As a freshman in college, we as a class were given an introductory lecture by the college dean. It went something like this:

“You are extremely lucky to be admitted to this college. We are ranked number two in the nation. Most applicants are rejected. The fact that you are sitting here in this hall today is, in and of itself, an accomplishment. An accomplishment you should be proud of.

Royal College of Music

“All of you are used to getting straight A’s and maybe an occasional B+. But not very many B’s,” continued the college dean.  “We grade on a curve. So most of you will have to get used to getting B’s, C’s, and an occasional A, and maybe a few D’s.

“As you might imagine, this will be difficult for you to accept. Look at your classmate to your right for a moment. Now look at your classmate to your left. Some of you will not be able to accept the grading curve.

“One of those two classmates you just looked at will not be here next year.”

I think this was meant to be motivational. No goofing off at this school. It’s a time in your life to buckle down, grow up, and make something of yourself.

I, however, couldn’t understand how a college could be proud of their ability to lose 1/3 of a class of highly talented and probably gifted young men and women. I am sure none of us were perfect.

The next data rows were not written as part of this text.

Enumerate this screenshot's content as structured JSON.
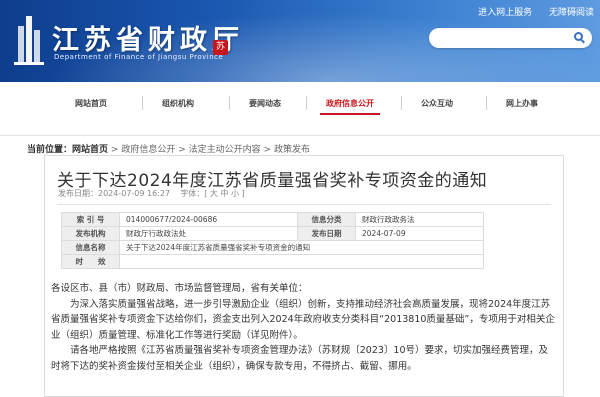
{
  "header": {
    "title": "江苏省财政厅",
    "subtitle": "Department of Finance of Jiangsu Province",
    "seal_char": "苏",
    "top_links": [
      "进入网上服务",
      "无障碍阅读"
    ],
    "search": {
      "placeholder": ""
    }
  },
  "nav": [
    "网站首页",
    "组织机构",
    "要闻动态",
    "政府信息公开",
    "公众互动",
    "网上办事"
  ],
  "nav_active": "政府信息公开",
  "breadcrumb": {
    "prefix": "当前位置：",
    "items": [
      "网站首页",
      "政府信息公开",
      "法定主动公开内容",
      "政策发布"
    ],
    "separator": ">"
  },
  "article": {
    "title": "关于下达2024年度江苏省质量强省奖补专项资金的通知",
    "meta_date": "发布日期：2024-07-09  16:27",
    "meta_font": "字体：[ 大 中 小 ]",
    "info": {
      "row1": {
        "l1": "索 引 号",
        "v1": "014000677/2024-00686",
        "l2": "信息分类",
        "v2": "财政行政政务法"
      },
      "row2": {
        "l1": "发布机构",
        "v1": "财政厅行政政法处",
        "l2": "发布日期",
        "v2": "2024-07-09"
      },
      "row3": {
        "l1": "信息名称",
        "v1": "关于下达2024年度江苏省质量强省奖补专项资金的通知"
      },
      "row4": {
        "l1": "时　　效",
        "v1": ""
      }
    },
    "paragraphs": [
      "各设区市、县（市）财政局、市场监督管理局，省有关单位：",
      "为深入落实质量强省战略，进一步引导激励企业（组织）创新，支持推动经济社会高质量发展，现将2024年度江苏省质量强省奖补专项资金下达给你们，资金支出列入2024年政府收支分类科目“2013810质量基础”，专项用于对相关企业（组织）质量管理、标准化工作等进行奖励（详见附件）。",
      "请各地严格按照《江苏省质量强省奖补专项资金管理办法》（苏财规〔2023〕10号）要求，切实加强经费管理，及时将下达的奖补资金拨付至相关企业（组织），确保专款专用，不得挤占、截留、挪用。"
    ]
  },
  "colors": {
    "header_dark": "#0e3d8c",
    "header_light": "#5e9be0",
    "active": "#c8161d"
  }
}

How does an institution, or a business, or an individual elevate itself by its ability to create losers? Jack Welch, former CEO of General Electric and Fortune Magazine’s “Manager of the Century,” has made a career out of trimming the dead wood, or the bottom 10%, of the workforce.

Dr. W. Edwards Deming, the “high prophet of quality,” when questioned about the “rank and yank” practices of trimming the deadwood, responded, “Were they alive when you hired them? Or did you kill them?”

Maybe creating winners would produce better outcomes.